The lowest scoring game ever was Big Brother: The Game in 2000. It garnered a score of 1%, summarized with "Truly woeful, and the fact that Infogrames hasn't stuck the game in a box and is only collecting a tenner shows how embarrassed [they are] by this unmitigated piece of trash."[5] The lowest scoring non-game release was Page 3 Calendar & Screensaver in 1996, which managed to score in the negatives at -10%.[6]
The last editor was Steve Hogarty, who left in July 2010, and was not replaced. He took over from Ali Wood, who left in December 2009. Previous editor Will Porter replaced Jamie Sefton in March 2008, who in turn was the replacement for Dave Woods after the magazine's redesign at the end of 2005. Steve Spence edited the hardware section until it was taken over by Philip Wand (who also wrote Dear Wandy, a monthly section featuring technical questions from readers which started out as Dear Wazza under Warren Christmas) at the end of 2004. There were discussion forums on the official PC Zone website, as well as on Philip Wand's own Dear Wandy site. There, members could request technical assistance and discuss gaming in general.
Pavel Barter contributed a regular investigative feature titled Special Report, which focused on various aspects of the games industry at large, as well as notable gaming figures and the specifics of the development process.
Dan Marshall contributed a regular column titled How to Make a Game which detailed the development of his first game, Gibbage.

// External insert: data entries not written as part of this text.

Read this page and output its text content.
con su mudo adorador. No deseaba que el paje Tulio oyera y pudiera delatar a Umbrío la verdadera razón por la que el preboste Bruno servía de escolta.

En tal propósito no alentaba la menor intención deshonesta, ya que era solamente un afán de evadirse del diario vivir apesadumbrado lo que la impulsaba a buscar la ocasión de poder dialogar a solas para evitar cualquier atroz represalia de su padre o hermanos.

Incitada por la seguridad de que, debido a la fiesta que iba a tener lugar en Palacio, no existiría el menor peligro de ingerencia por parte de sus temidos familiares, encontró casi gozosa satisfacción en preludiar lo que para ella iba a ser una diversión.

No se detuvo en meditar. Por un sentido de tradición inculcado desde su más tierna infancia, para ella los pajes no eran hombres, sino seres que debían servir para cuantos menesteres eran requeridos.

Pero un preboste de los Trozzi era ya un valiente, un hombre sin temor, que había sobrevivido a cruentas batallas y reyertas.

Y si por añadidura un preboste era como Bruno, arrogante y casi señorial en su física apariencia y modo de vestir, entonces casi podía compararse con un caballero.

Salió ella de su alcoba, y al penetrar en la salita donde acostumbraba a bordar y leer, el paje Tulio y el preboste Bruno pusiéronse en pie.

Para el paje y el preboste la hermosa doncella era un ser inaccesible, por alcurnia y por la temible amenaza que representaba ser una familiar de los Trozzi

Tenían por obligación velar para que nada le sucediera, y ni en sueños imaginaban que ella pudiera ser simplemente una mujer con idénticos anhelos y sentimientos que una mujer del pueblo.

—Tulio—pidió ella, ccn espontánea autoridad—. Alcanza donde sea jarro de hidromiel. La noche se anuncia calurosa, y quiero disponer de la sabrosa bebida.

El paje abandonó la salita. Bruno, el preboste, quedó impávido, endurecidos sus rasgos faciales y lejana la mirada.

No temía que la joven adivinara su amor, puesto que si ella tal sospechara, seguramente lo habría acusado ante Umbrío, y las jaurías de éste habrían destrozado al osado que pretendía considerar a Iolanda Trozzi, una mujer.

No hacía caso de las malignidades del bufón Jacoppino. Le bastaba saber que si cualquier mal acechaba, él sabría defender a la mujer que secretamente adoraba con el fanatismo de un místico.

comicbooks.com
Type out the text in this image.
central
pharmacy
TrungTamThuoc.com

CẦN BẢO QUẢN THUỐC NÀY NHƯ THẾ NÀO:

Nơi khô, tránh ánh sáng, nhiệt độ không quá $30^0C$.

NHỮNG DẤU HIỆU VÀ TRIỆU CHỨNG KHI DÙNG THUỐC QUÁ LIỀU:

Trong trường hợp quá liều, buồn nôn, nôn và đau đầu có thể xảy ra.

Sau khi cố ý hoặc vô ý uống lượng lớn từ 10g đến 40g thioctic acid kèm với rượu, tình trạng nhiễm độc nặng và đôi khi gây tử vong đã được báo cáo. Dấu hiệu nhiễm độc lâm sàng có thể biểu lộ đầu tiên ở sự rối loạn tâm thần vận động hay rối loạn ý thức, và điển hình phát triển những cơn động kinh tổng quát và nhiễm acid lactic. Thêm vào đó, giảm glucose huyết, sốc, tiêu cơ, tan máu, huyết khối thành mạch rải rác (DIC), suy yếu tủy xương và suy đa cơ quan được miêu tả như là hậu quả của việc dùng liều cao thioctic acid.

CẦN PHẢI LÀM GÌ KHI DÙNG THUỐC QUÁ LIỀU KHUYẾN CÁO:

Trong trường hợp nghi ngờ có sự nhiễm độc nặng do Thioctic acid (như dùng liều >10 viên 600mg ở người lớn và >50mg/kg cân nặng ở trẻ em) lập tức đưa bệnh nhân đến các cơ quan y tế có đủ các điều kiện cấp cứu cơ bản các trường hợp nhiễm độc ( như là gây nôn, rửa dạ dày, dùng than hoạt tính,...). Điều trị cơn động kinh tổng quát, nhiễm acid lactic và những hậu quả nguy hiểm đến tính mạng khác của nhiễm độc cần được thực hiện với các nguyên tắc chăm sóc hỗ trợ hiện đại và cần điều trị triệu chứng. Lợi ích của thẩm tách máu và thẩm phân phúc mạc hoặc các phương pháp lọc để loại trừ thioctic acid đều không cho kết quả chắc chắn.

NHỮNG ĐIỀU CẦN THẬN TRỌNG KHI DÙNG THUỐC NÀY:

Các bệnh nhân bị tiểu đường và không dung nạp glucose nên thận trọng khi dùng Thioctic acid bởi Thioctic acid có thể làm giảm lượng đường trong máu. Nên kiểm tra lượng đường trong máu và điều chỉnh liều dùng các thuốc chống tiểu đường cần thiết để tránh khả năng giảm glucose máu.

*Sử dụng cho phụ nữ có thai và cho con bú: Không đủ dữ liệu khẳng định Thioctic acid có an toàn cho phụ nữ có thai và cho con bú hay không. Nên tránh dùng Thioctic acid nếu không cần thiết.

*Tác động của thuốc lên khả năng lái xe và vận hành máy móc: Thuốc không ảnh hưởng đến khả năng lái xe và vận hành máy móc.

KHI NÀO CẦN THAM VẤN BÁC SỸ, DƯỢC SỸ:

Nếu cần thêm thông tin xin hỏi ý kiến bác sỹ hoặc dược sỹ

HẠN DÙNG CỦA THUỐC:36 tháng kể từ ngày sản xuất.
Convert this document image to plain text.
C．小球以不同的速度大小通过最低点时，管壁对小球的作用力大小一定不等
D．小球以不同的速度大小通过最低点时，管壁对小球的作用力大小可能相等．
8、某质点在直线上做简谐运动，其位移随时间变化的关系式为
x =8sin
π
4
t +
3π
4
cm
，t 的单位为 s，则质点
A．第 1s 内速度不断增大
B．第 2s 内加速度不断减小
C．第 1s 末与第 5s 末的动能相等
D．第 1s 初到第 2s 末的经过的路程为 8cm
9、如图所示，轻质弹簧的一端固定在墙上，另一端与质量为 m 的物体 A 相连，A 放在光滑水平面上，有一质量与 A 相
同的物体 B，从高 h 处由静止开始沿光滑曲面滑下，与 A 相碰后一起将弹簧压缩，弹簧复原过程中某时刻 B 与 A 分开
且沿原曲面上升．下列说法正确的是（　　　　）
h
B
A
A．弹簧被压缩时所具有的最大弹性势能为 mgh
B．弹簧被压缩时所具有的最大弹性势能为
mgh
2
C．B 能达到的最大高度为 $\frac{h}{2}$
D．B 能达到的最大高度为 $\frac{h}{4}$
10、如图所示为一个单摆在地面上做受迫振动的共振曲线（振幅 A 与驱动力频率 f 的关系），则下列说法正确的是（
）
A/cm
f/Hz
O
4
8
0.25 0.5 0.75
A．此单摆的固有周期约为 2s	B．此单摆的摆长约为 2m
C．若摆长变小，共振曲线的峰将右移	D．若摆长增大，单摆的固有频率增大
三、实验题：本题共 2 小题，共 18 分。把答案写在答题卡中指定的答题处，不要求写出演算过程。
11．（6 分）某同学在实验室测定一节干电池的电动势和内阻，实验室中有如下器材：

Gibbage then received the “Indiezone Game of the Month” award with 71% when it was reviewed. Marshall left, but wrote freelance reviews for the magazine.
Other regular freelance writers included Jon 'Log' Blyth, Ed Zitron, Steve Hill, Martin Korda, Rhianna Pratchett, Richie Shoemaker, Daniel Emery, Paul Presley and David McCandless.
TV presenter and newspaper contributor Charlie Brooker was also a regular during the 1990s, reviewing games, and contributing humorous pieces such as “Sick Notes” and the “Cybertwats”.